Claire (Annabella Sciorra)
et Michael Bartel (Matt McCoy) forment un couple heureux en compagnie
de leur petite fille Emma (Madeline Zima). La jeune femme attend un
second enfant et se rend auprès du docteur Victor Mott (John De Lancie)
pour un examen prénatal. Mais tout ne se déroule pas pour le mieux et
Claire, traumatisée, se plaint à son mari du comportement peu
déontologique du praticien. Elle décide de déposer plainte. Plusieurs
autres femmes font de même. Victor se suicide. Sa veuve (Rebecca De
Mornay) apprend, atterrée, que tous les biens qui lui reviennent ont
été placés en séquestre par l'état, dans l'éventualité de forts
dommages et intérêts à verser aux plaignantes. Quelques mois ont passé.

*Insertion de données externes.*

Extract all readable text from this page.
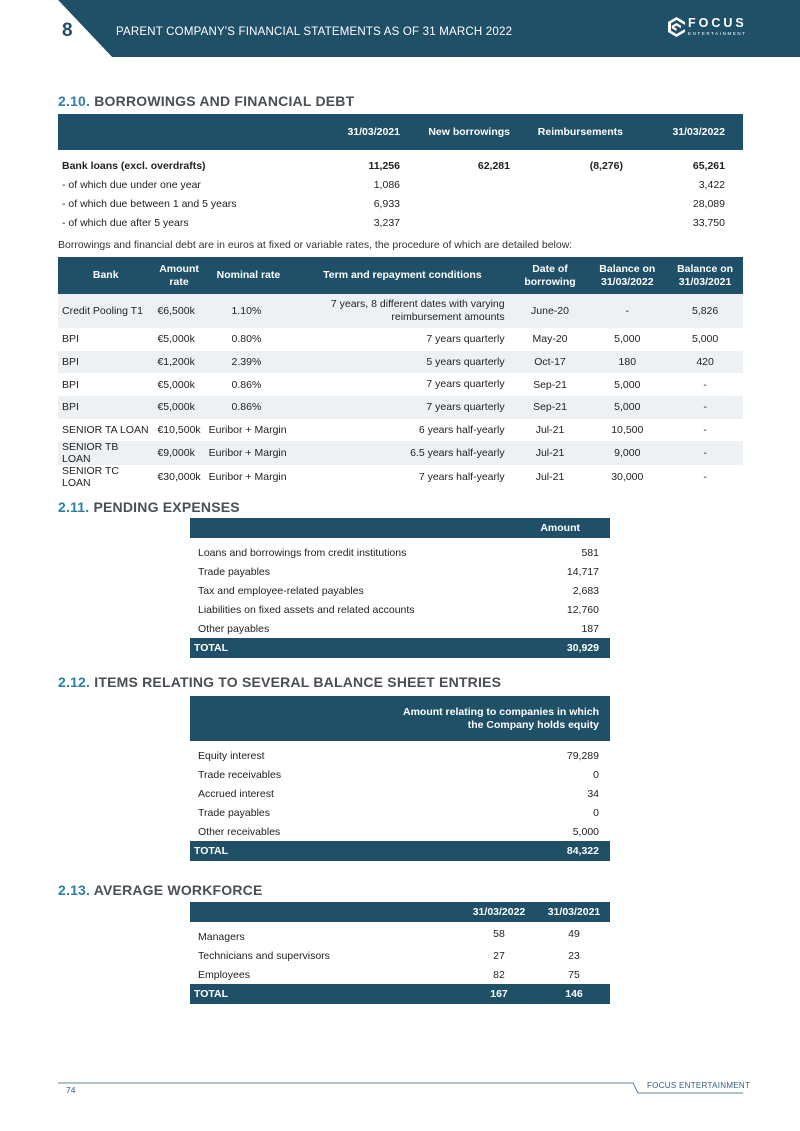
8	PARENT COMPANY'S FINANCIAL STATEMENTS AS OF 31 MARCH 2022
FOCUS
ENTERTAINMENT
2.10. BORROWINGS AND FINANCIAL DEBT
	31/03/2021	New borrowings	Reimbursements	31/03/2022
Bank loans (excl. overdrafts)	11,256	62,281	(8,276)	65,261
- of which due under one year	1,086			3,422
- of which due between 1 and 5 years	6,933			28,089
- of which due after 5 years	3,237			33,750
Borrowings and financial debt are in euros at fixed or variable rates, the procedure of which are detailed below:
Bank	Amount rate	Nominal rate	Term and repayment conditions	Date of borrowing	Balance on 31/03/2022	Balance on 31/03/2021
Credit Pooling T1	€6,500k	1.10%	7 years, 8 different dates with varying reimbursement amounts	June-20	-	5,826
BPI	€5,000k	0.80%	7 years quarterly	May-20	5,000	5,000
BPI	€1,200k	2.39%	5 years quarterly	Oct-17	180	420
BPI	€5,000k	0.86%	7 years quarterly	Sep-21	5,000	-
BPI	€5,000k	0.86%	7 years quarterly	Sep-21	5,000	-
SENIOR TA LOAN	€10,500k	Euribor + Margin	6 years half-yearly	Jul-21	10,500	-
SENIOR TB LOAN	€9,000k	Euribor + Margin	6.5 years half-yearly	Jul-21	9,000	-
SENIOR TC LOAN	€30,000k	Euribor + Margin	7 years half-yearly	Jul-21	30,000	-
2.11. PENDING EXPENSES
	Amount
Loans and borrowings from credit institutions	581
Trade payables	14,717
Tax and employee-related payables	2,683
Liabilities on fixed assets and related accounts	12,760
Other payables	187
TOTAL	30,929
2.12. ITEMS RELATING TO SEVERAL BALANCE SHEET ENTRIES
	Amount relating to companies in which
the Company holds equity
Equity interest	79,289
Trade receivables	0
Accrued interest	34
Trade payables	0
Other receivables	5,000
TOTAL	84,322
2.13. AVERAGE WORKFORCE
	31/03/2022	31/03/2021
Managers	58	49
Technicians and supervisors	27	23
Employees	82	75
TOTAL	167	146
74	FOCUS ENTERTAINMENT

Claire accouche d'un petit Joey. Son mari lui propose d'engager une
baby-sitter, ce qu'elle finit par accepter. Une charmante jeune femme
se présente, Peyton Flanders. Il s'agit de Mrs. Mott, bien décidée à se
venger...
Entre "Bad
influence", (1990), déjà marqué par la noirceur interne d'une
personnalité manipulatrice, et "La rivière sauvage", (1994), à la trame
psychologique beaucoup plus simpliste, Curtis Hanson donne
naissance ici à un petit joyau d'angoisse frissonnante. Il faut dire
que loin des grosses bébêtes improbables du style "Godzilla" ou "Alien", la présence d'un
nouveau-né, symbole de la pureté et de la fragilité absolues, en tant
que cible potentielle d'un génie malfaisant, nous touche déjà au plus
profond des tripes.
La mise en
route est rapide, sans aucune fioriture. Le scénario ne s'attarde pas
une seconde sur l'origine du drame, et le cas du médecin crapuleux est
expédié en un tournemain. Lorsque la veuve entre au service de la
famille, on subodore une succession de séquences primaires, montant
crescendo jusqu'à l'horreur finale. Si, de fait, l'angoisse croît
progressivement, elle est générée par des sources multiples, habilement
articulées. Certes, Peyton a soif de vengeance. Mais son tempérament,
composé de parcelles d'ombre et de lumière étroitement imbriquées, est
suffisamment complexe et ambigu pour que la subtilité s'installe dans
sa relation aux différents membres de la famille. Usant tour à tour de
suggestions, d'insinuations, de menaces voilées, d'altruisme trompeur,
de manipulations raffinées, pénétrée d'une hypocrisie permanente, d'un
océan de haine aussi profond que son besoin insatisfait d'être aimée,
elle prend la forme d'un ver qui ronge de l'intérieur le milieu qui l'a
hébergée, tout en espérant y trouver sa place. Les yeux d'un bleu pâle
plombés par un regard aussi froid que l'acier, affichant, à de
rarissimes exceptions près, un calme plus inquiétant que la tempête qui
l'agite parfois, Rebecca De Mornay se montre l'interprète idéale pour
donner vie à cette femme-parasite qui tente désespérément de se créer
un cocon familial. Face à elle, Annabella Sciorra, arborant un visage
d'ange innocent, constitue un pendant judicieusement choisi. Au sein de
ce film dans lequel les femmes (à l'image de "J.F. partagerait appartement"), qu'elles soient
vénéneuses ou séraphiques, sont reines, l'homme possède une place
restreinte. Michael manque quelque peu de présence, et s'efface presque
devant Salomon (Ernie Hudson), sympathique Noir à l'esprit
déficient.
Sous ses dehors de thriller simpliste, ce film parvient à mêler de
façon convaincante, sobre, et dramatiquement efficace, deux trames
habilement complémentaires : un suspense douloureux et un processus
inéluctable de sabotage d'un couple exemplaire.